MYTHS vs FACTS

Clearing the Confusion: Myths vs Facts

Welcome to the “Myths and Facts” zone — a concise, evidence-led series from Hope Obesity Hospital led by Dr. Digvijay Singh Bedi, designed to correct common misconceptions in obesity care and metabolic health.

In today's environment, simple advice often replaces medically accurate guidance. Our goal is to share clinically sound information that helps patients and caregivers make safer, long-term choices.

These short videos each start with a common myth, then share the real facts and the medical reasons behind them — explained in clear, everyday language so both healthcare professionals and the community can make informed, confident choices.

Myths & Facts

MYTH 1: Obesity is only caused by overeating

FACT: Obesity is a multifactorial chronic disease influenced by genetics, environment, metabolism, medications, and social determinants — not solely by caloric intake.

Reason: While caloric balance matters, biological factors (e.g., set-point physiology, endocrine influences) and obesogenic environments strongly affect weight regulation. Effective care addresses medical, behavioral, and environmental contributors.

MYTH 2: Diet alone is enough for sustainable weight loss

FACT: A dietary intervention is necessary but often insufficient by itself for durable weight loss; multidisciplinary management yields better long-term results.

Reason: Combining nutrition therapy with behavioral support, physical activity, medical evaluation, and where appropriate pharmacotherapy or surgery, improves maintenance and reduces weight regain risk.

MYTH 3: Exercise alone guarantees clinically meaningful weight loss

FACT: Regular physical activity has many health benefits but is rarely sufficient by itself to produce major weight loss; its greatest value is improving cardiometabolic health and preserving lean mass during weight loss.

Reason: Exercise increases energy expenditure and cardiovascular fitness, but compensatory appetite and behavioral factors often limit isolated exercise-driven weight loss; pairing exercise with dietary and behavioral strategies is standard care.

MYTH 4: Weight-loss supplements are a safe, effective shortcut

FACT: Many over-the-counter supplements lack robust safety and efficacy data; some pose health risks or interact with medications.

Reason: Supplements are not regulated like medications. Clinically supervised options (dietary plans, approved pharmacotherapy) and specialist review are recommended over unverified products.

MYTH 5: Bariatric surgery is a quick fix without ongoing care

FACT: Bariatric procedures are powerful therapeutic tools, but they require lifelong multidisciplinary follow-up and lifestyle modification to achieve optimal outcomes.

Reason: Surgery alters physiology and supports weight loss, yet nutritional monitoring, behavioral support, and medical follow-up are essential to prevent deficiencies and maximize sustained benefit.

MYTH 6: Spot reduction exercises will melt fat from specific areas

FACT: Localized exercise strengthens muscles in a targeted area but does not selectively remove subcutaneous fat from that region.

Reason: Fat loss follows systemic energy balance and individual physiology. A comprehensive plan combining whole-body exercise, nutrition, and, when indicated, medical therapy is the evidence-based approach.

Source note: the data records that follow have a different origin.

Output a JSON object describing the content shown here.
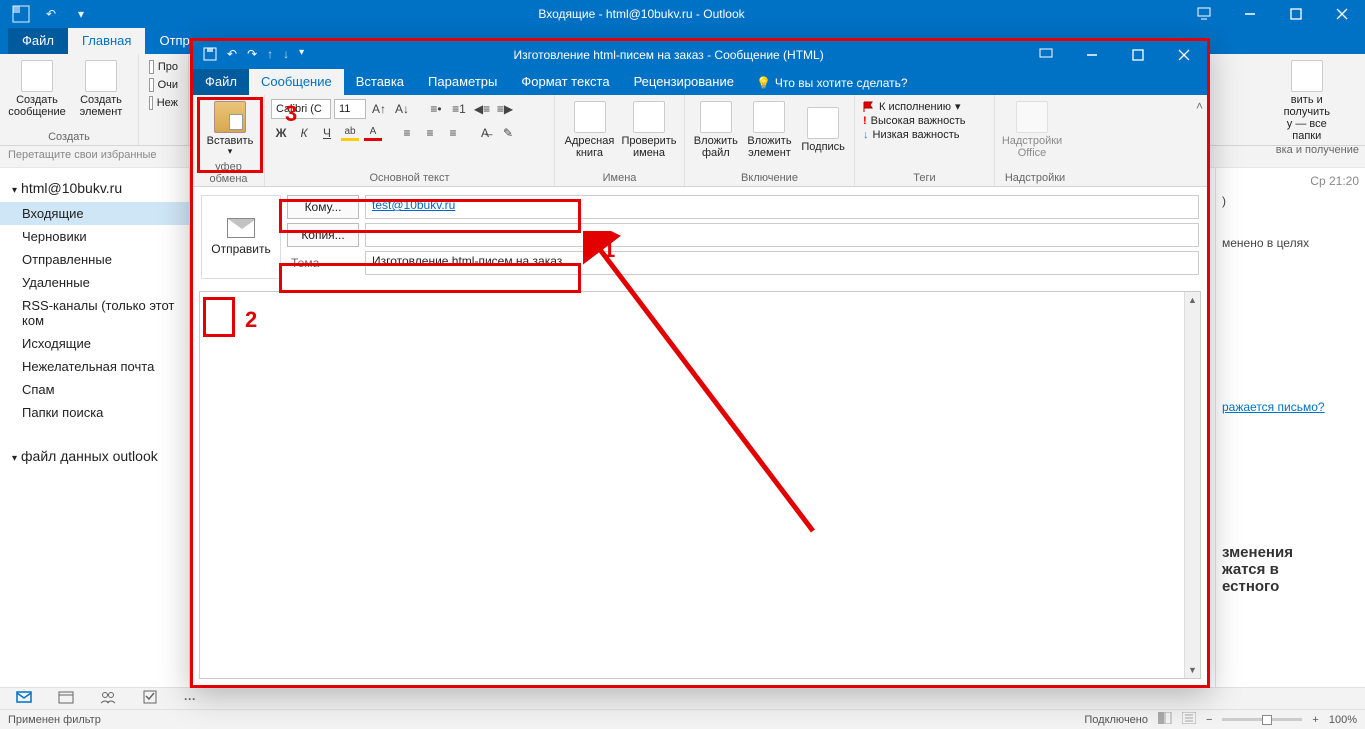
{
  "main_window": {
    "title": "Входящие - html@10bukv.ru - Outlook",
    "tabs": {
      "file": "Файл",
      "home": "Главная",
      "sendrecv": "Отпра"
    },
    "ribbon": {
      "new_mail": "Создать сообщение",
      "new_item": "Создать элемент",
      "group_new": "Создать",
      "pro": "Про",
      "clean": "Очи",
      "junk": "Неж",
      "right_big": "вить и получить",
      "right_small": "у — все папки",
      "right_group": "вка и получение"
    },
    "hint": "Перетащите свои избранные",
    "account": "html@10bukv.ru",
    "folders": [
      "Входящие",
      "Черновики",
      "Отправленные",
      "Удаленные",
      "RSS-каналы (только этот ком",
      "Исходящие",
      "Нежелательная почта",
      "Спам",
      "Папки поиска"
    ],
    "folder_selected": 0,
    "data_file": "файл данных outlook",
    "preview": {
      "date": "Ср 21:20",
      "fragA_suffix": ")",
      "fragB": "менено в целях",
      "link": "ражается письмо?",
      "p1": "зменения",
      "p2": "жатся в",
      "p3": "естного"
    },
    "status": {
      "left": "Применен фильтр",
      "conn": "Подключено",
      "zoom": "100%"
    }
  },
  "compose": {
    "title": "Изготовление html-писем на заказ - Сообщение (HTML)",
    "tabs": {
      "file": "Файл",
      "message": "Сообщение",
      "insert": "Вставка",
      "options": "Параметры",
      "format": "Формат текста",
      "review": "Рецензирование",
      "tell": "Что вы хотите сделать?"
    },
    "ribbon": {
      "clipboard": {
        "paste": "Вставить",
        "group": "уфер обмена"
      },
      "font": {
        "name": "Calibri (С",
        "size": "11",
        "group": "Основной текст",
        "bold": "Ж",
        "italic": "К",
        "underline": "Ч"
      },
      "names": {
        "address": "Адресная книга",
        "check": "Проверить имена",
        "group": "Имена"
      },
      "include": {
        "attach_file": "Вложить файл",
        "attach_item": "Вложить элемент",
        "signature": "Подпись",
        "group": "Включение"
      },
      "tags": {
        "followup": "К исполнению",
        "high": "Высокая важность",
        "low": "Низкая важность",
        "group": "Теги"
      },
      "addins": {
        "label": "Надстройки Office",
        "group": "Надстройки"
      }
    },
    "header": {
      "send": "Отправить",
      "to_label": "Кому...",
      "to_value": "test@10bukv.ru",
      "cc_label": "Копия...",
      "subject_label": "Тема",
      "subject_value": "Изготовление html-писем на заказ"
    }
  },
  "annotations": {
    "num1": "1",
    "num2": "2",
    "num3": "3"
  }
}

MYTH 7: Thin appearance equals metabolic health

FACT: Body mass alone does not define health — normal-weight individuals may have cardiometabolic risks, while higher-weight patients may be metabolically healthy when comorbidities are absent.

Reason: Clinical assessment should consider blood pressure, glucose, lipids, fitness, and functional status rather than weight in isolation to guide treatment.

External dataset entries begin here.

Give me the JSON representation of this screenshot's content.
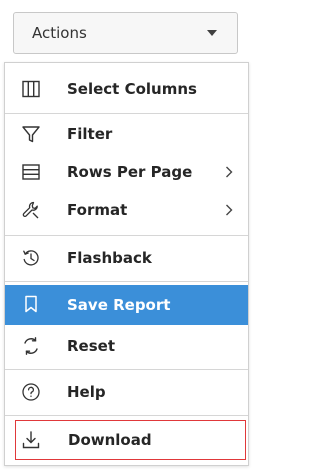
{
  "actions_button": {
    "label": "Actions",
    "icon": "caret-down-icon"
  },
  "menu": {
    "items": [
      {
        "label": "Select Columns",
        "icon": "columns-icon",
        "submenu": false
      },
      {
        "label": "Filter",
        "icon": "filter-icon",
        "submenu": false
      },
      {
        "label": "Rows Per Page",
        "icon": "rows-icon",
        "submenu": true
      },
      {
        "label": "Format",
        "icon": "wrench-icon",
        "submenu": true
      },
      {
        "label": "Flashback",
        "icon": "flashback-icon",
        "submenu": false
      },
      {
        "label": "Save Report",
        "icon": "bookmark-icon",
        "submenu": false,
        "selected": true
      },
      {
        "label": "Reset",
        "icon": "reset-icon",
        "submenu": false
      },
      {
        "label": "Help",
        "icon": "help-icon",
        "submenu": false
      },
      {
        "label": "Download",
        "icon": "download-icon",
        "submenu": false,
        "highlighted": true
      }
    ]
  },
  "colors": {
    "selected_background": "#3b8fd9",
    "highlight_border": "#e0383a",
    "text": "#262626"
  }
}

MYTH 8: Once you lose weight, obesity cannot return

FACT: Weight regain is common because biological and environmental drivers favor prior body mass; ongoing support and relapse prevention are necessary.

Reason: Long-term success requires maintenance strategies (behavioral support, medical management, and follow-up). Clinicians should plan for sustained care rather than a one-time solution.